Andrew McDonald, who was Langer’s assistant, was Cricket Australia’s (CA) choice following his departure and was subsequently given a long-term contract.

However, O’Donnell, who played six Tests and 87 ODIs for Australia, believes the team has slipped following Langer’s departure, who was the head coach for four years, taking charge in 2018 following the ball-tampering scandal in South Africa and resigning in early February this year.

“Leadership via negotiation never works, I don’t care where you are, or what sport it is or what business it is, leadership of your own people via negotiation does not work because the standards will eventually drop,” O’Donnell said on SEN Breakfast, referring to Langer’s departure after some senior players weren’t happy with the coach’s reported micromanagement of the team.

“Now Justin Langer, whether he was right or wrong, whether his time was up or it wasn’t up, Cricket Australia made that call, the important part of Cricket Australia making that call was the input of the players. They were very happy then for the new coach Andrew McDonald to come in, they felt that was the best way to go.

“In my opinion, I’m not saying they’re wrong, I’m definitely not saying Andrew McDonald is not a good coach, but what I’m saying is there’s a shift of power here,” opined O’Donnell.

O’Donnell felt Langer’s hands-on approach and his firm ways while dealing with players are lacking now and felt players were more in charge of the side.

“When people start to think that they’re more in charge than they are, they might start to take the odd shortcut, do something a little differently and the preparation isn’t quite there as it generally would,” said O’Donnell.

“I’m a very interested observer, it’s an old saying and I like it, the day you start letting the animals run the zoo, you’re history. Now the summer will tell us where it’s at… we need a holistic look at what’s going on, we need the canvas to be painted by the end of the summer to see where we’re at.”

England’s win on Tuesday has made New Zealand and Jos Buttler’s team firm favourites to enter the semifinals as they are on five points each. While no team in the Super 12 can be taken for granted, New Zealand are up against Ireland in their last fixture, while England take on Sri Lanka in their final Super 12 fixture. If both results go according to script, Australia will most likely be eliminated as they — despite being on the same number of points as New Zealand and England –, have a negative net run rate (NRR).

They will have to beat Afghanistan by a really big margin on November 4 and hope New Zealand or England falter.

“Quite right (we’ve only lost one game to New Zealand by 89 runs), but I’ll tell you what we haven’t been, we haven’t been on our game for a World Cup,” said O’Donnell. “We’ve been talking the World Cup up for 12 months and how settled we are, what the line-up is going to do, and then suddenly it was all over the place.

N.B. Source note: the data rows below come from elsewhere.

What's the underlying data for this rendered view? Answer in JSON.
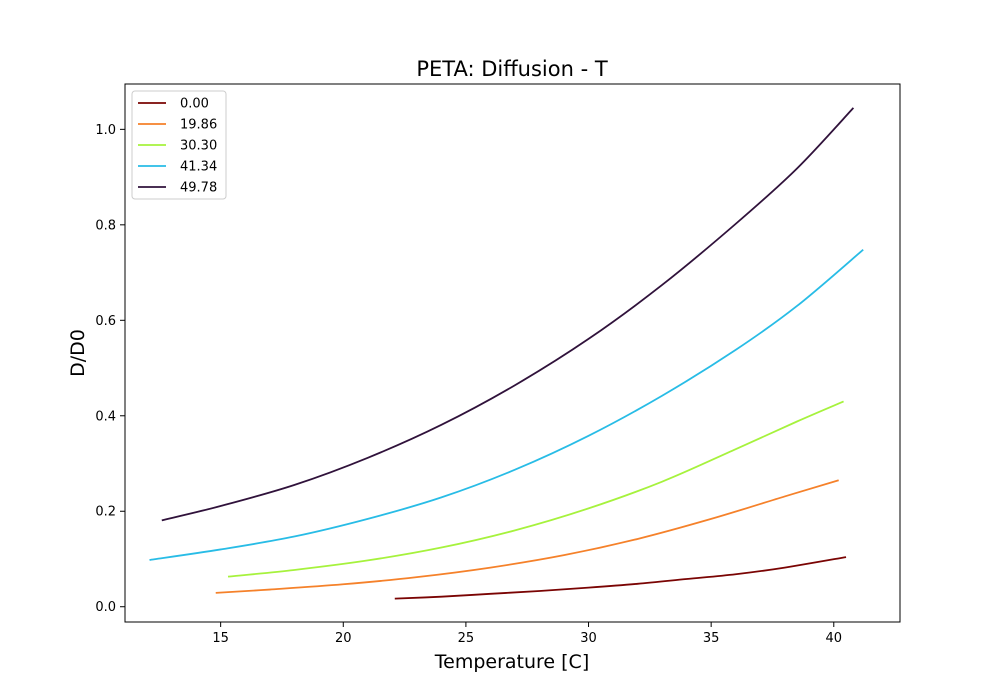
{
  "chart_data": {
    "type": "line",
    "title": "PETA: Diffusion - T",
    "xlabel": "Temperature [C]",
    "ylabel": "D/D0",
    "xlim": [
      11.1,
      42.7
    ],
    "ylim": [
      -0.032,
      1.095
    ],
    "xticks": [
      15,
      20,
      25,
      30,
      35,
      40
    ],
    "yticks": [
      0.0,
      0.2,
      0.4,
      0.6,
      0.8,
      1.0
    ],
    "xtick_labels": [
      "15",
      "20",
      "25",
      "30",
      "35",
      "40"
    ],
    "ytick_labels": [
      "0.0",
      "0.2",
      "0.4",
      "0.6",
      "0.8",
      "1.0"
    ],
    "grid": false,
    "legend_position": "top-left",
    "series": [
      {
        "name": "0.00",
        "color": "#7a0403",
        "x": [
          22.1,
          24,
          26,
          28,
          30,
          32,
          34,
          36,
          38,
          40.5
        ],
        "y": [
          0.017,
          0.021,
          0.027,
          0.033,
          0.04,
          0.048,
          0.058,
          0.068,
          0.082,
          0.104
        ]
      },
      {
        "name": "19.86",
        "color": "#f5812a",
        "x": [
          14.8,
          17,
          20,
          23,
          26,
          29,
          32,
          35,
          38,
          40.2
        ],
        "y": [
          0.029,
          0.036,
          0.047,
          0.062,
          0.082,
          0.108,
          0.142,
          0.184,
          0.231,
          0.265
        ]
      },
      {
        "name": "30.30",
        "color": "#a6f23d",
        "x": [
          15.3,
          18,
          21,
          24,
          27,
          30,
          33,
          36,
          38.5,
          40.4
        ],
        "y": [
          0.063,
          0.077,
          0.097,
          0.124,
          0.16,
          0.206,
          0.262,
          0.33,
          0.388,
          0.43
        ]
      },
      {
        "name": "41.34",
        "color": "#28bce6",
        "x": [
          12.1,
          15,
          18,
          21,
          24,
          27,
          30,
          33,
          36,
          38.5,
          41.2
        ],
        "y": [
          0.098,
          0.12,
          0.147,
          0.184,
          0.229,
          0.287,
          0.358,
          0.442,
          0.538,
          0.63,
          0.748
        ]
      },
      {
        "name": "49.78",
        "color": "#30123b",
        "x": [
          12.6,
          15,
          18,
          21,
          24,
          27,
          30,
          33,
          36,
          38.5,
          40.8
        ],
        "y": [
          0.181,
          0.211,
          0.255,
          0.312,
          0.381,
          0.464,
          0.561,
          0.674,
          0.802,
          0.918,
          1.045
        ]
      }
    ]
  }
}
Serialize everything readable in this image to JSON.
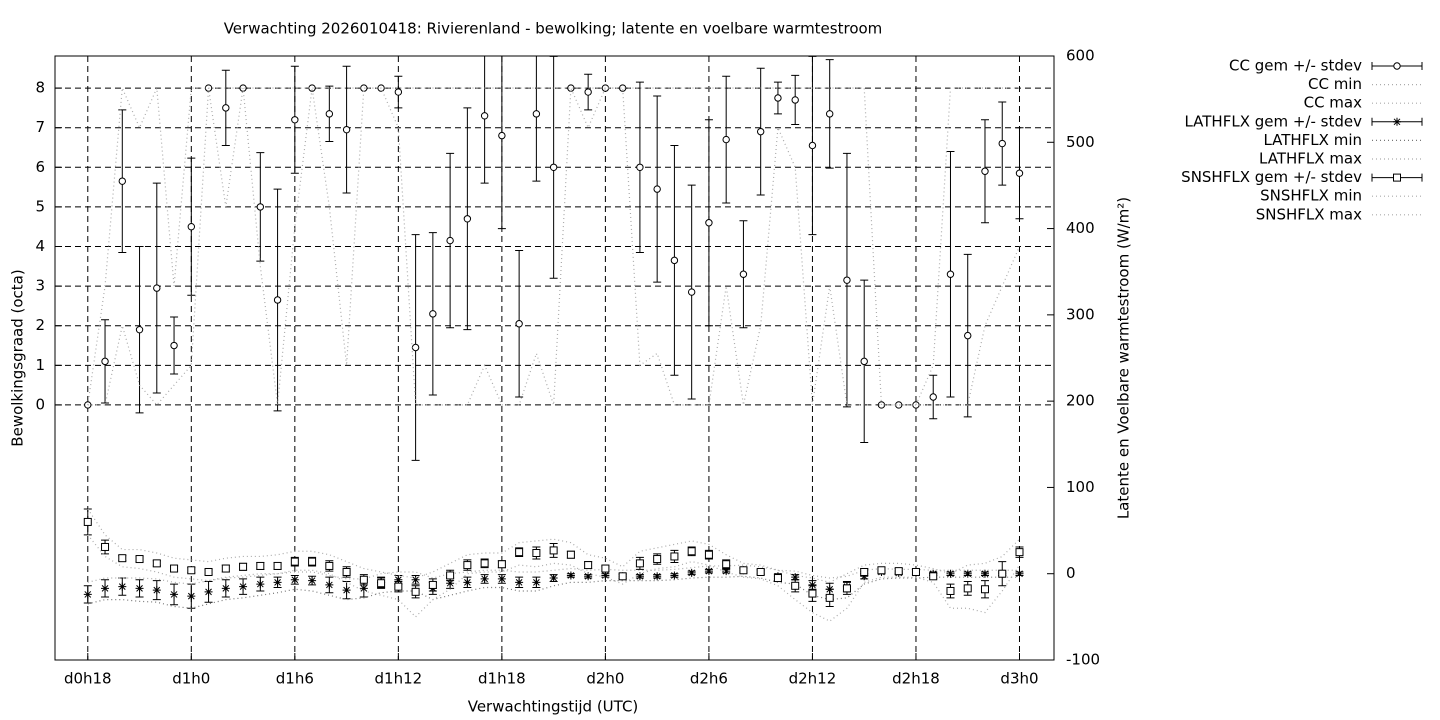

“We’ve played without grasping the emotional side of the World Cup and blasting off with it. Our captain has been in questionable form, Steve Smith, is he in, is he out, there’s a bit of a changing of the guard going on as well, so I want to sit back and have a look. Just keep an eye on preparation and how people are going about things because it only takes a really small percentage of turning off to make a big difference at an elite level.

“If you’re not doing everything at 100 per cent, you’re just at 98, eventually that will tell, you won’t play the role you should be playing, and things will start to crumble.”